In most interactions with substances, the kids “accepted” the item, which means they appeared to be about to eat or drink it about half of the time. And the youngest kids, below the age of 2.5, had far fewer qualms with objects like crayons or doggie doo.
However, between the ages of 16 months and 5 years, Rozin and his team observed a clear developmental trajectory towards thinking certain things are disgusting. More recently, other studies suggest by the age of 3 or 4-years-old, kids develop disgust.
It’s at this point, Rozin says, we learn not to eat “stinky things" — and it's natural to be off-put by particularly pungent “decay” odors. In short, we have the capacity to become cheese haters.
But that emergent anti-decay attitude may not last long. In previous work, he has proposed that a “disgust reversal” occurs. In this situation, context clues and certain amounts of social conditioning prompt people to re-evaluate things that may give off an odor of decay, cheese included.
“‘[Young children] would have eaten stinky cheese. Then, they don't. They think of it like poop and then they reverse and love it again," Rozin says.
Why this reversal of taste happens is extremely unclear, he explains, and it doesn't happen for everyone. For those who experience it, he thinks there could be two explanations.
How we learn to love cheese again – Most humans come hardwired with an innate love of sweetness and distaste for bitter substances. Everything else has to be learned through either experience or context.

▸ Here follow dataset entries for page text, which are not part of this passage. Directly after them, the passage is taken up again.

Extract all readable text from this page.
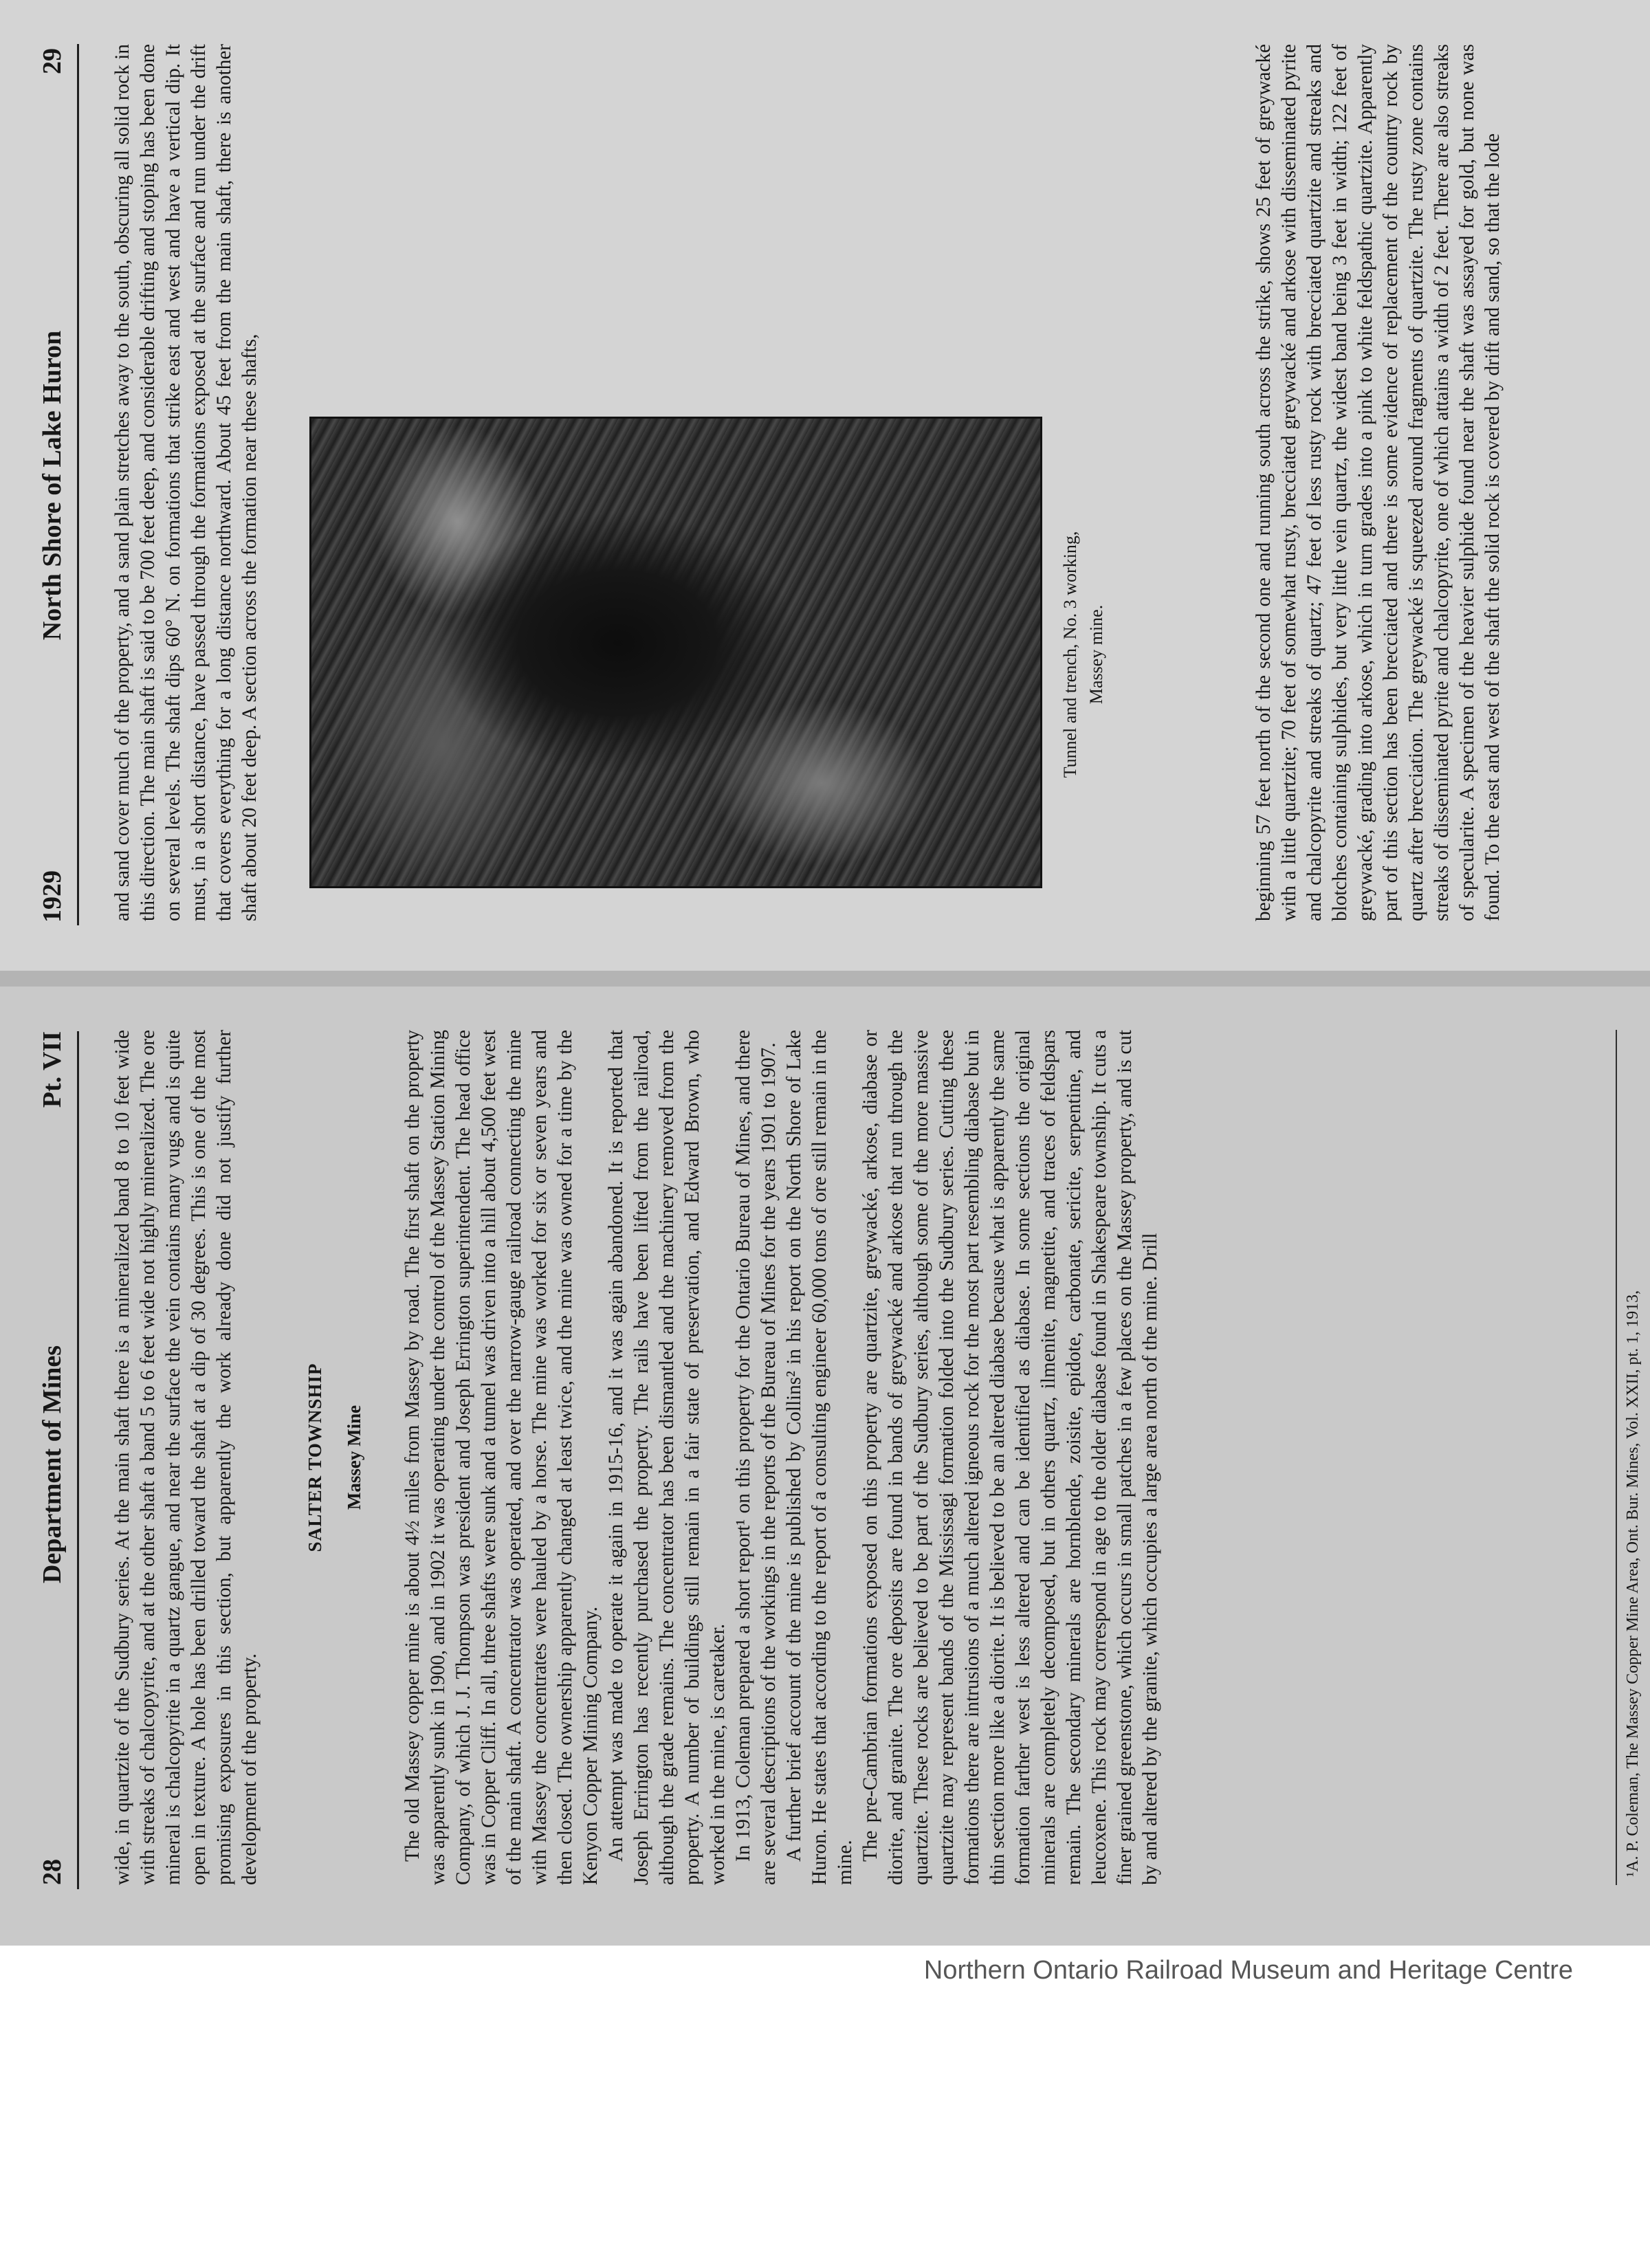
28
Department of Mines
Pt. VII	wide, in quartzite of the Sudbury series. At the main shaft there is a mineralized band 8 to 10 feet wide with streaks of chalcopyrite, and at the other shaft a band 5 to 6 feet wide not highly mineralized. The ore mineral is chalcopyrite in a quartz gangue, and near the surface the vein contains many vugs and is quite open in texture. A hole has been drilled toward the shaft at a dip of 30 degrees. This is one of the most promising exposures in this section, but apparently the work already done did not justify further development of the property.

SALTER TOWNSHIP Massey Mine The old Massey copper mine is about 4½ miles from Massey by road. The first shaft on the property was apparently sunk in 1900, and in 1902 it was operating under the control of the Massey Station Mining Company, of which J. J. Thompson was president and Joseph Errington superintendent. The head office was in Copper Cliff. In all, three shafts were sunk and a tunnel was driven into a hill about 4,500 feet west of the main shaft. A concentrator was operated, and over the narrow-gauge railroad connecting the mine with Massey the concentrates were hauled by a horse. The mine was worked for six or seven years and then closed. The ownership apparently changed at least twice, and the mine was owned for a time by the Kenyon Copper Mining Company. An attempt was made to operate it again in 1915-16, and it was again abandoned. It is reported that Joseph Errington has recently purchased the property. The rails have been lifted from the railroad, although the grade remains. The concentrator has been dismantled and the machinery removed from the property. A number of buildings still remain in a fair state of preservation, and Edward Brown, who worked in the mine, is caretaker. In 1913, Coleman prepared a short report¹ on this property for the Ontario Bureau of Mines, and there are several descriptions of the workings in the reports of the Bureau of Mines for the years 1901 to 1907. A further brief account of the mine is published by Collins² in his report on the North Shore of Lake Huron. He states that according to the report of a consulting engineer 60,000 tons of ore still remain in the mine.

The pre-Cambrian formations exposed on this property are quartzite, greywacké, arkose, diabase or diorite, and granite. The ore deposits are found in bands of greywacké and arkose that run through the quartzite. These rocks are believed to be part of the Sudbury series, although some of the more massive quartzite may represent bands of the Mississagi formation folded into the Sudbury series. Cutting these formations there are intrusions of a much altered igneous rock for the most part resembling diabase but in thin section more like a diorite. It is believed to be an altered diabase because what is apparently the same formation farther west is less altered and can be identified as diabase. In some sections the original minerals are completely decomposed, but in others quartz, ilmenite, magnetite, and traces of feldspars remain. The secondary minerals are hornblende, zoisite, epidote, carbonate, sericite, serpentine, and leucoxene. This rock may correspond in age to the older diabase found in Shakespeare township. It cuts a finer grained greenstone, which occurs in small patches in a few places on the Massey property, and is cut by and altered by the granite, which occupies a large area north of the mine. Drill	¹A. P. Coleman, The Massey Copper Mine Area, Ont. Bur. Mines, Vol. XXII, pt. 1, 1913,
1929
North Shore of Lake Huron
29	and sand cover much of the property, and a sand plain stretches away to the south, obscuring all solid rock in this direction. The main shaft is said to be 700 feet deep, and considerable drifting and stoping has been done on several levels. The shaft dips 60° N. on formations that strike east and west and have a vertical dip. It must, in a short distance, have passed through the formations exposed at the surface and run under the drift that covers everything for a long distance northward. About 45 feet from the main shaft, there is another shaft about 20 feet deep. A section across the formation near these shafts,	Tunnel and trench, No. 3 working, Massey mine.	beginning 57 feet north of the second one and running south across the strike, shows 25 feet of greywacké with a little quartzite; 70 feet of somewhat rusty, brecciated greywacké and arkose with disseminated pyrite and chalcopyrite and streaks of quartz; 47 feet of less rusty rock with brecciated quartzite and streaks and blotches containing sulphides, but very little vein quartz, the widest band being 3 feet in width; 122 feet of greywacké, grading into arkose, which in turn grades into a pink to white feldspathic quartzite. Apparently part of this section has been brecciated and there is some evidence of replacement of the country rock by quartz after brecciation. The greywacké is squeezed around fragments of quartzite. The rusty zone contains streaks of disseminated pyrite and chalcopyrite, one of which attains a width of 2 feet. There are also streaks of specularite. A specimen of the heavier sulphide found near the shaft was assayed for gold, but none was found. To the east and west of the shaft the solid rock is covered by drift and sand, so that the lode
Northern Ontario Railroad Museum and Heritage Centre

Assuming you don’t have lactose intolerance or other adverse reaction to cheese that might color than context, social conditioning can play a role in whether or not we see certain foods as acceptable.

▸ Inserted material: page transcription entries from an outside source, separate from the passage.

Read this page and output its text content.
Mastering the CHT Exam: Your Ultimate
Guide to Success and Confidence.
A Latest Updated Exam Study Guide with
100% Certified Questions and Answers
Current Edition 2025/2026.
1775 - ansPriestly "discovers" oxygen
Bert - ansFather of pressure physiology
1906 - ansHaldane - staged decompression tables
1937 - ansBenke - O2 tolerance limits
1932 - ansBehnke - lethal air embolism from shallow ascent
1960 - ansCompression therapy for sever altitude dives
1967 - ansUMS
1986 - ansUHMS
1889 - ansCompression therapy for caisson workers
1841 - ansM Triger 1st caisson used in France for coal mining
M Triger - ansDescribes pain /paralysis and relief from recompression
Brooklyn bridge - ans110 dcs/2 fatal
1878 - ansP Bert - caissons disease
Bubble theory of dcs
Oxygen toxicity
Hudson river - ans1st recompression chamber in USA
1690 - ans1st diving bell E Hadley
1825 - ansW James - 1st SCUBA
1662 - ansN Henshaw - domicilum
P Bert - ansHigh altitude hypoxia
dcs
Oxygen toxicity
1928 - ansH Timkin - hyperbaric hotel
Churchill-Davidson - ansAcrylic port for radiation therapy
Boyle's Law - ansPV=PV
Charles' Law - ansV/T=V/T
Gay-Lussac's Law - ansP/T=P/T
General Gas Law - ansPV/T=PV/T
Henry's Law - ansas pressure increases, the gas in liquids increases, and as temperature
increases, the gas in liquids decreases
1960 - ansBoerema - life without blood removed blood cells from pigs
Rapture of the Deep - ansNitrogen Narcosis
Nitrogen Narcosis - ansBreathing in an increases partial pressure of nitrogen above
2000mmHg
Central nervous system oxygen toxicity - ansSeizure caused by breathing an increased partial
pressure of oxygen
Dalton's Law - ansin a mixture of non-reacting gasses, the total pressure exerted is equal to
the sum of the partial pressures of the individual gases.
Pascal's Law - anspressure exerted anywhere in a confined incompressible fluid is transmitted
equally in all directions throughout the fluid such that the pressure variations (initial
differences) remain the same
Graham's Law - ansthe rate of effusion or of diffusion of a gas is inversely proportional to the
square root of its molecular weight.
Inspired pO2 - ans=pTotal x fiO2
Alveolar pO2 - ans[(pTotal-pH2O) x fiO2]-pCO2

Within the context of many European countries and the United States, cheese isn’t typically regarded with disgust. In turn, there’s pressure to get over the smell of it as a child.
“Part of it is exposure,” Rozin explains. “The people they admire, like adults and their oldest siblings, they love it. There's a social pressure to like it.”
"There's a social pressure to like it [cheese]."
In his research on spicy food, Rozin also put forth a theory called benign masochism, which suggests we tend to like powerful negative experiences that don’t threaten our lives but fall just short of being truly painful (emotionally or physically).
He likens it to watching a tear-jerker movie, or eating just enough spicy food to make you uncomfortable but not desperate for relief.
“We come to enjoy the very fact that our body thinks: ‘this is bad,'” Rozin explains.
Cheese may be pungent enough to provide some of that thrill, but it certainly doesn’t torture us the same way that spicy food or scary movies can. Still, it could be one reason people tend to go for particularly odorous cheeses that may turn others off.
The biggest unanswered question in the complicated field of cheese-hater research isn’t why people love cheese: It’s why some people still hate it when people who share their culture mostly love it.
There's still a higher-than-expected percentage of French people, by Royet’s estimate, that don’t like cheese. Social conditioning and benign masochism are clearly not the only processes at work.
This, says Rozin, is a foundational question in the area of food-related research. And the reason that cheese haters persist in a culture where cheese is normal, will require additional study.
“These are all complicated issues," he says. "And there's a lot of research to do, as you can tell from talking to me."
In the meantime, this means more cheese for the rest of us.